#20
Keine Reaktion. Ein erneuter Druck auf die Taste.

Verbindung wird hergestellt…

Es passierte nichts. Minutenlang.

Verbindung fehlgeschlagen.

Wieder ein Druck auf die Taste, mehrfach diesmal, fester.

Verbindung wird hergestellt…

Verbindung fehlgeschlagen.

Mehrfaches lautstarkes Hämmern auf die Taste.

Verbindung wird hergestellt…

Verbindung fehlgeschlagen.

Keine Reaktion. Cassio saß mittlerweile auf dem Bett in seinem Gastquartier, als der letzte Fehlschlag gemeldet wurde. Stumm starrte er mit bis zur Schmerzgrenze aufeinandergepressten Kiefern in die Leere des Zimmers hinein, sein Körper zittrig. Ein brodelnder Vulkan vor dem Ausbruch. Das Datapad in seinen Händen nahe am Zerbrechen festgeklammert.
„Diese verdammten Schweine“, knurrte er ziellos in den Raum, in einer üblen Mischung aus Abscheu und Fassungslosigkeit. Das Datapad bog sich leicht in seinen Händen. Sein Mund verzog sich und machte sein Gesicht zu einer bloßen wütenden Fratze. Im nächsten Moment donnerte das Datapad auf den Boden und zersprang dort in tausend Teile. Er wusste nicht, wie lange er auf dem Bett saß und die Scherben uneingedenk seiner Umgebung betrachtete. Vielleicht eine halbe Stunde, vielleicht länger. Irgendwann musste er, wenn auch ohne jeden konkreten Plan, jedoch aufstehen, und ging gedankenlos durch das Quartier. Das Glas des Displays knackte unter seinen Stiefeln, immer wieder, während er im Zimmer herumkreiste. Doch die Zeilen vor seinen Augen verschwanden nicht, ganz gleich wie viele Kreise er zog. Etwas später fand er sich wieder auf dem Bett sitzend wieder, fast so als hätte er einige Minuten gar nicht realisiert. Er fühlte sich erbärmlich. Schwer zu sagen, wie lange er da so saß, nach vorne gebeugt, die Hände in den Haaren vergraben. Verzweiflung breitete sich in ihm aus, ein Gefühl, das er sehr lange nicht mehr gespürt hatte, zumindest nicht in dieser Form. Und doch kam es sofort wieder, die Erinnerung daran.
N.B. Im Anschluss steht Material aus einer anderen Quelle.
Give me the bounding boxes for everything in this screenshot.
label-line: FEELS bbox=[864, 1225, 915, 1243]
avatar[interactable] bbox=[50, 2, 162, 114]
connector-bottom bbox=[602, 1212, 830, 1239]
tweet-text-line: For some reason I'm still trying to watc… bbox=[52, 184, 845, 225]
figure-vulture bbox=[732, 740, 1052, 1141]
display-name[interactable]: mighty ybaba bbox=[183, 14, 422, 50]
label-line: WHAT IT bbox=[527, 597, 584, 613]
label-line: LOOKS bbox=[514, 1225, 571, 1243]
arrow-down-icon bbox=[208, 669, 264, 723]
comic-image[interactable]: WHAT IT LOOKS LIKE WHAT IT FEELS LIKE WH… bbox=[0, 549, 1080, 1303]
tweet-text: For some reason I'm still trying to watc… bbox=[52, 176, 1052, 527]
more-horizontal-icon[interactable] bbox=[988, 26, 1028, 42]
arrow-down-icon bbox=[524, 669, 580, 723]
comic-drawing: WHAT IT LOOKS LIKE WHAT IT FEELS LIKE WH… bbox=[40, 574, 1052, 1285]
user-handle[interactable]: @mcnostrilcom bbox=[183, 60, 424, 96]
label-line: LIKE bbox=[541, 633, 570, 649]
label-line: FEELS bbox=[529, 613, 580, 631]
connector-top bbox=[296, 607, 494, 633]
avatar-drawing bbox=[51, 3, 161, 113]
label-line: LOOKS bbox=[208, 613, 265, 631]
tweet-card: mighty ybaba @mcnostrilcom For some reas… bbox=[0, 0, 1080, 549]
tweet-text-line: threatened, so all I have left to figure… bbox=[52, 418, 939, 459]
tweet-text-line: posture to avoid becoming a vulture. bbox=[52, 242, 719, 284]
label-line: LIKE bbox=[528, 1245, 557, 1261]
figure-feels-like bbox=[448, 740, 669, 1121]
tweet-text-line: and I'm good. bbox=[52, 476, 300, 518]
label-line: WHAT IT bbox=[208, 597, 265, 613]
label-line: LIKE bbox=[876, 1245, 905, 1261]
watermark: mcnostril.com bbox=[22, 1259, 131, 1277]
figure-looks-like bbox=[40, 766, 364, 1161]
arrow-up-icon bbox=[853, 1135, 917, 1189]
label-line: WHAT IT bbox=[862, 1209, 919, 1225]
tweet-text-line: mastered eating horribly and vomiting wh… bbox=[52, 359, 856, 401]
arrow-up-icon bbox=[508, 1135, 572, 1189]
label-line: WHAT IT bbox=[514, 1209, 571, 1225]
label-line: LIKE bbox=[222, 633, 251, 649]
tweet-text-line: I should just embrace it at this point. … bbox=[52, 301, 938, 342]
Er stieß etwas Luft aus, vielleicht um diese abzustoßen, doch wenn das der Versuch war, so scheiterte er. Im Gegenteil, beim darauf folgenden Einatmen roch er die Luft von Anaxes wieder, das Haus an der Klippe, der Duft hölzerner Wände. Cassio biss sich auf die Lippe, als seine Gedanken auf den dunklen Schemen einer verbotenen Erinnerung abdrifteten, der an einem Tisch saß und zu ihm hoch sah.
„Schon zurück?“, hörte er sich selbst fragen, freudig überrascht.
Der Schemen öffnete den Mund zur Antwort.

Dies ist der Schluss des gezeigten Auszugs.